Nos réalisations comprennent aussi la création du Sommet phare des think tanks africains pour l'apprentissage par les pairs et le partage des solutions innovantes, en vue de soutenir le programme de développement de l'Afrique ainsi que la gestion du courtage de connaissances amélioré sur la gestion axée sur les résultats de développement (GRD), à travers une communauté de pratiques, qui a permis de faire avancer les processus de développement nationaux et régionaux », a déclaré le professeur Nnadozie.
Il a exprimé sa sincère gratitude à tous les Etats membres et aux partenaires de l'ACBF, en particulier le Groupe de la Banque africaine de développement, le PNUD, l’Afreximbank, la BADEA et le Groupe de la Banque mondiale pour leur formidable soutien à la Fondation qui lui a permis de s’investir en faveur de l'Afrique.
Appui
Dans le même ordre d'idées, M. Mwenchaa déclaré que les initiatives entreprises par l'ACBF en Afrique constituent une illustration de sa pertinence continue comme interlocuteur crédible en matière de résolution des problèmes de capacité. Il a donc invité les gouvernements et les acteurs non étatiques à travailler en synergie pour combler les lacunes en matière de capacités relatives à l'emploi des jeunes en Afrique.
« La bonne résolution du problème de chômage des jeunes nécessite des efforts cohérents et une approche multipartite », a déclaré M. Mwencha. « Nous avons tous le devoir de comprendre la nature et l'ampleur du problème et de jouer notre rôle dans la résolution du problème.
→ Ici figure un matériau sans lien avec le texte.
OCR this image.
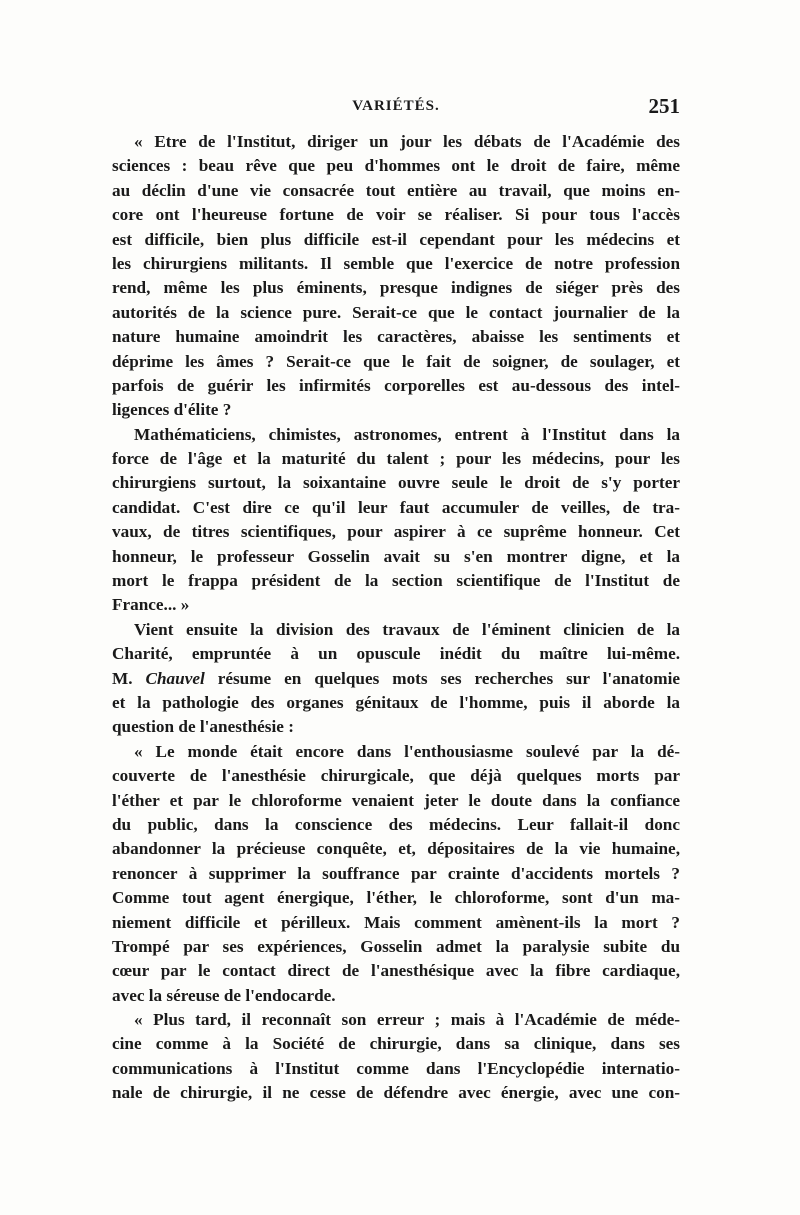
VARIÉTÉS.	251
« Etre de l'Institut, diriger un jour les débats de l'Académie des
sciences : beau rêve que peu d'hommes ont le droit de faire, même
au déclin d'une vie consacrée tout entière au travail, que moins en-
core ont l'heureuse fortune de voir se réaliser. Si pour tous l'accès
est difficile, bien plus difficile est-il cependant pour les médecins et
les chirurgiens militants. Il semble que l'exercice de notre profession
rend, même les plus éminents, presque indignes de siéger près des
autorités de la science pure. Serait-ce que le contact journalier de la
nature humaine amoindrit les caractères, abaisse les sentiments et
déprime les âmes ? Serait-ce que le fait de soigner, de soulager, et
parfois de guérir les infirmités corporelles est au-dessous des intel-
ligences d'élite ?
Mathématiciens, chimistes, astronomes, entrent à l'Institut dans la
force de l'âge et la maturité du talent ; pour les médecins, pour les
chirurgiens surtout, la soixantaine ouvre seule le droit de s'y porter
candidat. C'est dire ce qu'il leur faut accumuler de veilles, de tra-
vaux, de titres scientifiques, pour aspirer à ce suprême honneur. Cet
honneur, le professeur Gosselin avait su s'en montrer digne, et la
mort le frappa président de la section scientifique de l'Institut de
France... »
Vient ensuite la division des travaux de l'éminent clinicien de la
Charité, empruntée à un opuscule inédit du maître lui-même.
M. Chauvel résume en quelques mots ses recherches sur l'anatomie
et la pathologie des organes génitaux de l'homme, puis il aborde la
question de l'anesthésie :
« Le monde était encore dans l'enthousiasme soulevé par la dé-
couverte de l'anesthésie chirurgicale, que déjà quelques morts par
l'éther et par le chloroforme venaient jeter le doute dans la confiance
du public, dans la conscience des médecins. Leur fallait-il donc
abandonner la précieuse conquête, et, dépositaires de la vie humaine,
renoncer à supprimer la souffrance par crainte d'accidents mortels ?
Comme tout agent énergique, l'éther, le chloroforme, sont d'un ma-
niement difficile et périlleux. Mais comment amènent-ils la mort ?
Trompé par ses expériences, Gosselin admet la paralysie subite du
cœur par le contact direct de l'anesthésique avec la fibre cardiaque,
avec la séreuse de l'endocarde.
« Plus tard, il reconnaît son erreur ; mais à l'Académie de méde-
cine comme à la Société de chirurgie, dans sa clinique, dans ses
communications à l'Institut comme dans l'Encyclopédie internatio-
nale de chirurgie, il ne cesse de défendre avec énergie, avec une con-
Il pourrait s'agir du partage des meilleures pratiques relatives à l'élaboration de politiques, des interventions stratégiques et la détermination des principales priorités en vue de relever le défi du chômage en Afrique. »
M. Mwenchaa ajouté que: «Plus que jamais, l'Afrique a besoin de voir l'ACBF non seulement continuer à jouer son rôle actuel de coordination du renforcement des capacités, mais aussi à intensifier les efforts pour lever efficacement les obstacles au développement et mieux appuyer les interventions de développement des compétences. »
La Fondation est bien placée pour jouer ce rôle en Afrique, étant donné qu'elle a accumulé une immense expérience et de solides connaissances sur le renforcement des capacités.
Pour cette raison, M. Mwenchaa invité les partenaires au développement à continuer de soutenir la Fondation pour lui permettre de continuer à prester des services dont ses pays membres ont tant besoin.
Il a adressé ses remerciements aux gouvernements africains pour leurs contributions financières accrues en faveur de la Fondation. Ces importantes contributions sont selon lui, la preuve d'une forte appropriation continentale de l'organisation.
« Cependant, » a-t-il déclaré, « la tâche à accomplir exige des ressources encore plus importantes et un niveau accru de soutien politique et financier. Ensemble, continuons à bâtir l'Afrique que nous voulons, une Afrique capable de réaliser son propre développement », a-t-il ajouté.